Il y a en soi plusieurs possibilités de la mettre en oeuvre. La première serait d'augmenter le taux de TVA des "take away". Je pense que personne dans cette salle n'envisage cette mesure, tant il est vrai que cette forme de gastronomie joue dans notre vie quotidienne, et en particulier pour les jeunes, un rôle particulier.
La deuxième possibilité de mise en oeuvre entraîne des pertes financières massives pour la Confédération; elle consisterait à baisser le taux de TVA pour la restauration.
La troisième possibilité - et je suis très reconnaissant aussi bien envers Monsieur Föhn qu'envers Monsieur Baumann d'avoir eu l'honnêteté de l'admettre -, c'est de réformer fondamentalement notre système de TVA. Si elle devait être mise en oeuvre, cette initiative nous contraindrait à passer à un taux unique, ou en tout cas à faire des pas substantiels dans cette direction. [PAGE 75]
C'est bien de cela dont il s'agit, et cette question du taux unique a été soulevée par le prédécesseur de Madame la conseillère fédérale Widmer-Schlumpf. Il a fait l'objet d'une procédure de consultation très large, et le moins qu'on puisse dire, c'est que, dans cette procédure, l'accueil a été glacial. En effet, si chacun est d'accord pour considérer, sur le principe, qu'une simplification de la TVA est nécessaire, lorsqu'on entre dans le détail, lorsqu'on regarde concrètement à quoi correspond un taux unique, on constate plusieurs choses.

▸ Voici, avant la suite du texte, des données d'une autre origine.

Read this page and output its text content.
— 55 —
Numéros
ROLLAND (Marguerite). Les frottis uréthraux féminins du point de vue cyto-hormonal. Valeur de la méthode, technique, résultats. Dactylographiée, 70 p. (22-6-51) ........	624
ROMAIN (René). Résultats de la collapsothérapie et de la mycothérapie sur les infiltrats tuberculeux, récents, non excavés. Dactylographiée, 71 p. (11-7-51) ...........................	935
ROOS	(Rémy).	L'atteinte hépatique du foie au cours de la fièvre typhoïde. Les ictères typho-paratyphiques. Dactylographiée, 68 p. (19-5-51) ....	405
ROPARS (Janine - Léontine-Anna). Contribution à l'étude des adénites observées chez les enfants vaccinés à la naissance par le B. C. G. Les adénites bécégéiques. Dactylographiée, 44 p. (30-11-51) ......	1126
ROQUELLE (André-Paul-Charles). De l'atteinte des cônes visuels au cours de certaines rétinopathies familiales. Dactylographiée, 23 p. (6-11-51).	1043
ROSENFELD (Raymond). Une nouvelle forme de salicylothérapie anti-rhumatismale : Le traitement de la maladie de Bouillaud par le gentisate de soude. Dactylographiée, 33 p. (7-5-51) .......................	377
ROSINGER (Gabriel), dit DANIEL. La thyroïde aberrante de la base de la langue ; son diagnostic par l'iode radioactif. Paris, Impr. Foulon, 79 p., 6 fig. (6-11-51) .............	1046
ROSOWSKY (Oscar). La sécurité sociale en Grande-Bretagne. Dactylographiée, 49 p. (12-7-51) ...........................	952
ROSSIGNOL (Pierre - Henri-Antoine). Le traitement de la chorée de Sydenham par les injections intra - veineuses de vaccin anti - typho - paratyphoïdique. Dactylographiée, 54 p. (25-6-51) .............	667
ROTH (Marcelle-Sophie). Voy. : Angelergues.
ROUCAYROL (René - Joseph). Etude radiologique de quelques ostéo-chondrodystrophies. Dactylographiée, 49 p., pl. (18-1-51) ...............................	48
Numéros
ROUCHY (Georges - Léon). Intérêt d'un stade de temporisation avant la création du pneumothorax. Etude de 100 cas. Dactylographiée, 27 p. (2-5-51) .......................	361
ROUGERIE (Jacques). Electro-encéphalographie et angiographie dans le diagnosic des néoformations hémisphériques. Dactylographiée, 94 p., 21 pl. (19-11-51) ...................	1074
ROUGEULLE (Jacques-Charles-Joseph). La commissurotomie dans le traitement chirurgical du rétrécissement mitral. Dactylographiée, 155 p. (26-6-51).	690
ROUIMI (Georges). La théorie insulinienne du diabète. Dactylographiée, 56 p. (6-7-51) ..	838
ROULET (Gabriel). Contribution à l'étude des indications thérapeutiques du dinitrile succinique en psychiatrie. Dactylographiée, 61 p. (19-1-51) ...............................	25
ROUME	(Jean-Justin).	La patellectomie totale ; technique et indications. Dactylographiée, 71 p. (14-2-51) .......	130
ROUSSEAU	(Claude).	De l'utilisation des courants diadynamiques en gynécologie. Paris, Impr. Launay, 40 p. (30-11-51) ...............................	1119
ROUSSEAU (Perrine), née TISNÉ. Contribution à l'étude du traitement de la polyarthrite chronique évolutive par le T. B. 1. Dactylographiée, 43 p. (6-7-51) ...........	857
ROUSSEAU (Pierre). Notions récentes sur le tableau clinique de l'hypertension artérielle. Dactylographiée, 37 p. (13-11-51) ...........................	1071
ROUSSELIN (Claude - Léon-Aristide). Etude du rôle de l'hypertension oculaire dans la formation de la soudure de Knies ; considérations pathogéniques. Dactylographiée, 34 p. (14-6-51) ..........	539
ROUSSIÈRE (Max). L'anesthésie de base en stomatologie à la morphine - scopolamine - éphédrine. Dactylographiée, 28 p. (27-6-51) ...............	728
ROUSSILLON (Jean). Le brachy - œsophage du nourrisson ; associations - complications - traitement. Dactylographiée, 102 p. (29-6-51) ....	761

D'abord, on constate qu'un taux unique, qu'entraînerait cette initiative, amènerait à augmenter le prix des produits de première nécessité, soit précisément le prix des produits utilisés par la restauration et par la gastronomie. On peut dès lors se demander si, pour la gastronomie, ce n'est pas un autogoal qu'elle est en train de marquer avec cette initiative.
Un taux unique conduirait également à remettre en cause les exceptions auxquelles notre régime de TVA consent, par exemple dans le domaine de la santé ou des prestations hôtelières. Posons la question ainsi: l'objectif des initiants est-il véritablement de remettre en cause les différents taux de TVA et donc les exceptions, comme par exemple dans le domaine de l'hôtellerie, ou n'est-il pas simplement de régler la question particulière de la gastronomie? Si nous considérons que c'est cette dernière question qui est essentielle, nous devons avoir l'honnêteté de dire, malgré toute la compréhension que nous pouvons avoir pour les initiants, qu'il n'est pas possible de trouver un critère de distinction acceptable entre les "take away" et les prestations de la restauration, et qu'il n'y a pas moyen de mettre cette initiative en oeuvre de manière satisfaisante.
La Commission de l'économie et des redevances du Conseil national, comme celle du Conseil des Etats, a passé beaucoup de temps à chercher une solution. Les initiants eux-mêmes ont tenté de proposer différents modèles au cours des mois et des années écoulés. Ils ne sont pas parvenus à élaborer un modèle satisfaisant, nous n'y sommes pas parvenus non plus, pour la bonne et simple raison qu'il n'y en a pas. La discussion qui a lieu aujourd'hui avec les interventions de nos collègues Föhn et Baumann en est symptomatique: ceux-ci ne nous proposent pas de mettre en oeuvre l'initiative, mais de revoir fondamentalement le système de TVA et de rouvrir la discussion sur le taux unique, discussion que, dans sa sagesse, le Conseil fédéral a jugé raisonnable d'interrompre suite à une procédure de consultation qui n'avait pas fait que des heureux.
Je vous suggère donc de recommander au peuple et aux cantons de rejeter cette initiative. Il faut regretter que ni les initiants ni le Parlement ne trouvent une manière rationnelle de la mettre en oeuvre. Nous n'avons pas d'autre choix aujourd'hui que de le constater et d'agir en conséquence.